La société civile elle-même, organisée avec une sollicitude si grande, au cours du moyen-âge, armée d’une force de résistance si remarquable, ne pouvait trouver grâce devant elle. Malgré l’ébranlement qu’elle a déjà subi, ses ennemis sentent bien que les lois sur lesquelles elle repose ont encore un parfum trop fort d’essence chrétienne. C’est pour cela que les lois qui régissent le mariage, comme son inviolabilité et son indissolubilité, sont dénoncées par elle, tournées en ridicules sur la scène ou dans le roman sans mœurs, ou menacées par des lois iniques. Elle s’empare de l’enfance qu’elle arrache aux bras et à la foi des parents et qu’elle entasse dans ses écoles où on lui enseigne autre chose que les traditions chrétiennes.

Elle ne sera satisfaite que le jour où ces bases sociales n’existeront plus, et qu’elle dictera à la société des conditions d’existence conformes à sa doctrine, c’est-à-dire le jour où elle la conduirait infailliblement à la banqueroute, si la Providence n’était là pour lui dire comme jadis à son maître : Vade retro !

Inutile d’insister d’avantage : il est certain que la franc-maçonnerie constitue un danger permanent que tout homme d’honneur et de cœur devrait combattre ; bien plus aucun gouvernement ne devrait en tolérer l’existence ni l’admettre dans ses conseils.

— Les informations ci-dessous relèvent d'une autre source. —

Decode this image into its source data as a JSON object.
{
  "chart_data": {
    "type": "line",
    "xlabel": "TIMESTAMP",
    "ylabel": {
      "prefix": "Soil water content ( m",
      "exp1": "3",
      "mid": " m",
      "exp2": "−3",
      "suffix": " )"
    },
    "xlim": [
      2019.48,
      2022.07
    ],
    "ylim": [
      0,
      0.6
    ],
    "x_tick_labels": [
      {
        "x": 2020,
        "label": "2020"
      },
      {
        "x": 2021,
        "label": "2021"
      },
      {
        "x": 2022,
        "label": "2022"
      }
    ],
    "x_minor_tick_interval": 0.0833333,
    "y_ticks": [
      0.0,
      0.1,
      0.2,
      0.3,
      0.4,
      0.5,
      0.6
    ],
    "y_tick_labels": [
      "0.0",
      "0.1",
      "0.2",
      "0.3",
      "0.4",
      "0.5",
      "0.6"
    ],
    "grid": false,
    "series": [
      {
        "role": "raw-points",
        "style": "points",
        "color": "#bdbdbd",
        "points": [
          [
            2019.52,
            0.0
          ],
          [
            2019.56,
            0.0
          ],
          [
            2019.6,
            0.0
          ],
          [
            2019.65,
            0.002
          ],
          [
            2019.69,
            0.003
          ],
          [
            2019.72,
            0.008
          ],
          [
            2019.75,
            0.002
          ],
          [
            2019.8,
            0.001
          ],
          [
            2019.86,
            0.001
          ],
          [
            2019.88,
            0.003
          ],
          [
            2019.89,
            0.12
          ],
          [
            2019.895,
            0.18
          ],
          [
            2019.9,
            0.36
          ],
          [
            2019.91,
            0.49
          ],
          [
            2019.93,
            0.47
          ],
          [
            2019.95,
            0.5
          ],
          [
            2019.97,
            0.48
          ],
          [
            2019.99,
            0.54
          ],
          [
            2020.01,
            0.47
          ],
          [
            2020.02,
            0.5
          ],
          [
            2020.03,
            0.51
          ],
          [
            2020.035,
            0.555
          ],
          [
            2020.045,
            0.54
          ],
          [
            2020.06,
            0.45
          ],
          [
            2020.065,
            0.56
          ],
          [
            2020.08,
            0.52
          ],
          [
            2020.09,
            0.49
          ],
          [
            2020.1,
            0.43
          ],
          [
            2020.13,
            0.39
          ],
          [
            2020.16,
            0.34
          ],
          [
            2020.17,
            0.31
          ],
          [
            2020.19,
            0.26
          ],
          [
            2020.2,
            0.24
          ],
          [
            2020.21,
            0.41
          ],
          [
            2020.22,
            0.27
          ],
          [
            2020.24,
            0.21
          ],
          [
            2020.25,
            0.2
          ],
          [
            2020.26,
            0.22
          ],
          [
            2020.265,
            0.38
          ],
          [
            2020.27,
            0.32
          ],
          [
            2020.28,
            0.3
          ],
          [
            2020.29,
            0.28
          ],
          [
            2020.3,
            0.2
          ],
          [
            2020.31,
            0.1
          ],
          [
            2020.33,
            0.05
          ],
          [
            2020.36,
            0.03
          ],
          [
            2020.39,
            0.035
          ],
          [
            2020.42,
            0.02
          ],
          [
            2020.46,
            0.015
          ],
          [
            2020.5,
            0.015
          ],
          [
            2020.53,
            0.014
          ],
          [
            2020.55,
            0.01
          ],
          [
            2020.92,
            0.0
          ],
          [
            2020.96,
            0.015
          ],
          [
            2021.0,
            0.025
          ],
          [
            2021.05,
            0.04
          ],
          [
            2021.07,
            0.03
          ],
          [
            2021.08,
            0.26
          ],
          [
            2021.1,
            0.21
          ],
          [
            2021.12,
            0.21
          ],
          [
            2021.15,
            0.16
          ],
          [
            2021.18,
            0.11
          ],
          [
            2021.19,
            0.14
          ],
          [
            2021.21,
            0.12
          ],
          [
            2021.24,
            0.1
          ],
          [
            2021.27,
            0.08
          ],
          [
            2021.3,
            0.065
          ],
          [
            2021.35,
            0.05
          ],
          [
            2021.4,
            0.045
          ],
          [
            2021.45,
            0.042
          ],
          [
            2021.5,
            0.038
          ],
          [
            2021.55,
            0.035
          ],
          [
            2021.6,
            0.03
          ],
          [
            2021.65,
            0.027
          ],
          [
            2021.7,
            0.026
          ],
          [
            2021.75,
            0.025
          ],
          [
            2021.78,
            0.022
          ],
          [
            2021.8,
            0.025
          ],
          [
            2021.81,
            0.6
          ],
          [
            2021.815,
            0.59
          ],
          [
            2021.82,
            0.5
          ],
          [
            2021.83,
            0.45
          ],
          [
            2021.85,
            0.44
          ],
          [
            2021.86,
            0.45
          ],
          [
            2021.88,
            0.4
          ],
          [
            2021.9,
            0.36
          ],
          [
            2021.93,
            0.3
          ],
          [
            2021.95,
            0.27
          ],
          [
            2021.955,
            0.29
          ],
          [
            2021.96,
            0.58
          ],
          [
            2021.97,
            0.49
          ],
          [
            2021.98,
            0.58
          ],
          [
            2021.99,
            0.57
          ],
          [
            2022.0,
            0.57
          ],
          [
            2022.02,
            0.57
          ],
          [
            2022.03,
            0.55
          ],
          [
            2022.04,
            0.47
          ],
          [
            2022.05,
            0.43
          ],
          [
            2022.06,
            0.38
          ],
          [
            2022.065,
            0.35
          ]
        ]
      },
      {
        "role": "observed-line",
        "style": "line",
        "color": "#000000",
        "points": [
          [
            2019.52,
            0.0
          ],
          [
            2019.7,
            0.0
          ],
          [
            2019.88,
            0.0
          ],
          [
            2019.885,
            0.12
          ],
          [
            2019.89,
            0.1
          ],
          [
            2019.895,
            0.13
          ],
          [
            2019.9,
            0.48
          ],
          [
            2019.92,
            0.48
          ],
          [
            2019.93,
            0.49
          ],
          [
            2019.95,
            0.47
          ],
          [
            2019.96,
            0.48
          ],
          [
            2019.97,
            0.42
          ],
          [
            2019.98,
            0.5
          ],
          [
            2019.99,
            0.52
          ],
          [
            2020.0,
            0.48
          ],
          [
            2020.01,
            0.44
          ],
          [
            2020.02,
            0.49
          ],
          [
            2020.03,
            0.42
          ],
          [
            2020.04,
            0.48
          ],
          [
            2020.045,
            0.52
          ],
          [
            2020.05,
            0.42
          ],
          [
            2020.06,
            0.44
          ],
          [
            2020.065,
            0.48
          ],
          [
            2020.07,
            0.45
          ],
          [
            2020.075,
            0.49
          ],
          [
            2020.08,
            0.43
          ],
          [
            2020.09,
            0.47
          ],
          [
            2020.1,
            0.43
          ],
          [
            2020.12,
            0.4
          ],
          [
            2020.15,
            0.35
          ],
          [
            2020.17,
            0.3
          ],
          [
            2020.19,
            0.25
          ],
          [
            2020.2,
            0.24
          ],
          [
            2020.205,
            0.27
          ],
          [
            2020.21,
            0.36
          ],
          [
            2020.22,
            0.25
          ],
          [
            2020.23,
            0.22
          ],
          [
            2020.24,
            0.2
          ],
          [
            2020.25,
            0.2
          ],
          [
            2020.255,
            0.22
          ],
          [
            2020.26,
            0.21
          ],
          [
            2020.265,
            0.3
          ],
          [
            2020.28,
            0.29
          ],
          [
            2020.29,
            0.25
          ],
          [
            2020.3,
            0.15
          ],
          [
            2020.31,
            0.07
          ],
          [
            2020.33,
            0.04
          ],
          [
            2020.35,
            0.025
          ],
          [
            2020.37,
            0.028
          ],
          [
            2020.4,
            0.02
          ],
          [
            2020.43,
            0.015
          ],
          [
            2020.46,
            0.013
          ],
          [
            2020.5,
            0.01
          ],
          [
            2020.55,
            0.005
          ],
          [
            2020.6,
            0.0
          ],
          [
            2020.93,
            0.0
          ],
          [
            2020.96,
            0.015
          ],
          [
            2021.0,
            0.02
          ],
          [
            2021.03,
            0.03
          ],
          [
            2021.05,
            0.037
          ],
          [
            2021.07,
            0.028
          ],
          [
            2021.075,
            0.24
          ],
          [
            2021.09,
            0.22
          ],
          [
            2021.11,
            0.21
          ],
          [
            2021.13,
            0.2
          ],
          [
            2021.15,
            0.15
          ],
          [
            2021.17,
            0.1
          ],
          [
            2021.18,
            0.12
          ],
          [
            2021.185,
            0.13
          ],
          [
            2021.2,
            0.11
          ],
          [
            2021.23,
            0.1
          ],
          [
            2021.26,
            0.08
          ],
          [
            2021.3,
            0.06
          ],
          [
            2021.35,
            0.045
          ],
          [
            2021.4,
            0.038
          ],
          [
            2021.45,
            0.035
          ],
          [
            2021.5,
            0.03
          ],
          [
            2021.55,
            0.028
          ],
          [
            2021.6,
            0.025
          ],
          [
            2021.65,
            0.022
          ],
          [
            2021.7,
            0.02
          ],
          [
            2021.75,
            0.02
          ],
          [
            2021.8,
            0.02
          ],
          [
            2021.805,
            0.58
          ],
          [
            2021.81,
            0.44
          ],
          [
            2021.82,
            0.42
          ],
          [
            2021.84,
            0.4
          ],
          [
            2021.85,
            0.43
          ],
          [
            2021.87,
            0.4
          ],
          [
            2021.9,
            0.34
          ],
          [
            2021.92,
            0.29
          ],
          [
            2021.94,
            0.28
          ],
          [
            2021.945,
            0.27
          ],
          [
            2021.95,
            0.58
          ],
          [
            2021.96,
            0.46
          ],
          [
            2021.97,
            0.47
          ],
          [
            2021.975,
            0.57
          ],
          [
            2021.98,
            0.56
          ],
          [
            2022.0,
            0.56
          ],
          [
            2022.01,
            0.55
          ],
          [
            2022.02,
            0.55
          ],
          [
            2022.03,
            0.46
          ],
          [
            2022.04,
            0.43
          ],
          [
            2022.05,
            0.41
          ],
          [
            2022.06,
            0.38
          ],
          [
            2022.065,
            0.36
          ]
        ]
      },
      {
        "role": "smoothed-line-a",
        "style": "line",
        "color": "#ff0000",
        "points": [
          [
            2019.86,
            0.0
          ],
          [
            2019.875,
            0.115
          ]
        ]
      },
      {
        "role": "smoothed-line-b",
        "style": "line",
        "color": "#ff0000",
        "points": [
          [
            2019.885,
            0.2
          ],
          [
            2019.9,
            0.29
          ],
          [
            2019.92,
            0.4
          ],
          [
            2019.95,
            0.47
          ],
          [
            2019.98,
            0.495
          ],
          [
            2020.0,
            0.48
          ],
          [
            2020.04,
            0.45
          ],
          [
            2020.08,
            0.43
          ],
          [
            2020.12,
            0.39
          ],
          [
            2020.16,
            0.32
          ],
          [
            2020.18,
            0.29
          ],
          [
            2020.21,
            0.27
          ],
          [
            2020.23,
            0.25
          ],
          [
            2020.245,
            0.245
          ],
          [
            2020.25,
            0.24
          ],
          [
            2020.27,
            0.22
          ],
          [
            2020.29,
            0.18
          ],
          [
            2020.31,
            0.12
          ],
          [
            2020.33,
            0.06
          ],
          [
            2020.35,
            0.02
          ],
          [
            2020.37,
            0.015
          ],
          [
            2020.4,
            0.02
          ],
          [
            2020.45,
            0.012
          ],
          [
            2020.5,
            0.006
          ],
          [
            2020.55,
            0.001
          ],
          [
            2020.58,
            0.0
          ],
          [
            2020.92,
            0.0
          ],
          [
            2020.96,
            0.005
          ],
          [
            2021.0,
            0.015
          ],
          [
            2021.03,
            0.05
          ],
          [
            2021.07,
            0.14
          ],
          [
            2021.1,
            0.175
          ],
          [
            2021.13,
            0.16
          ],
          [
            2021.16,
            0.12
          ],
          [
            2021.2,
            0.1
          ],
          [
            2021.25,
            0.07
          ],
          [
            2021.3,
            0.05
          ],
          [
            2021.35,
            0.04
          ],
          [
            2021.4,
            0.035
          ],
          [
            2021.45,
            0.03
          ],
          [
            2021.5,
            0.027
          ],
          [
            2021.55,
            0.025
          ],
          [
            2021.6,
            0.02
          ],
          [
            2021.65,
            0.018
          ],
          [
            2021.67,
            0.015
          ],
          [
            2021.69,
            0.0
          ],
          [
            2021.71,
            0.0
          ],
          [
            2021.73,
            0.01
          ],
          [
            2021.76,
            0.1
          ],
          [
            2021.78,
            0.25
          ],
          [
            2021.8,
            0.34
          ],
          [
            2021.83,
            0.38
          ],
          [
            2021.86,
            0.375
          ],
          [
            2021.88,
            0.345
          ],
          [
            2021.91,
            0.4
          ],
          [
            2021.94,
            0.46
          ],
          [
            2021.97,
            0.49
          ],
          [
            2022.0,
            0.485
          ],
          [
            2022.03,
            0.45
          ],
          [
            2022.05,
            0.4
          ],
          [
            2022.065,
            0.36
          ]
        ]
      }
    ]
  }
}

Dans tous les cas, pour ce qui concerne le catholique, le chrétien et le philosophe qui veulent être sérieux, ce qui précède suffit pour leur indiquer leur devoir et nous n’en demandons pas davantage aujourd’hui.

Désormais, que tous les francs-maçons et les membres des sociétés organisées sur la même base, et qui leur sont sympathiques, nous soient suspects, n’ayons aucuns rapports avec eux, et n’hésitons pas à les faire connaître au grand jour.

Il est vrai que l’Église a supprimé l’excommunication qui atteignait jadis ceux-là qui ne dénonçaient pas même les simples francs-maçons, mais l’obligation de droit commun reste toujours.

Cependant n’oublions pas les droits de la charité chrétienne. Soyons sages et prudents ! Nous savons ce que veut l’Église, elle a besoin de connaître ses ennemis, mais n’oublions pas non plus que la calomnie et l’injustice lui font horreur. Dans une matière aussi grave, nous dirons simplement avec la théologie :

« Si l’on n’a pas de preuve de ce qu’on soupçonne ou de ce qu’on a entendu dire, la charité et la justice exigent que l’on garde le silence. »

Mais à celui qui possède la preuve et la certitude, il n’est plus permis d’hésiter ni de se taire.


  1. S. Thom. 2 da, 2 dae. Q. 33, art. VII, o.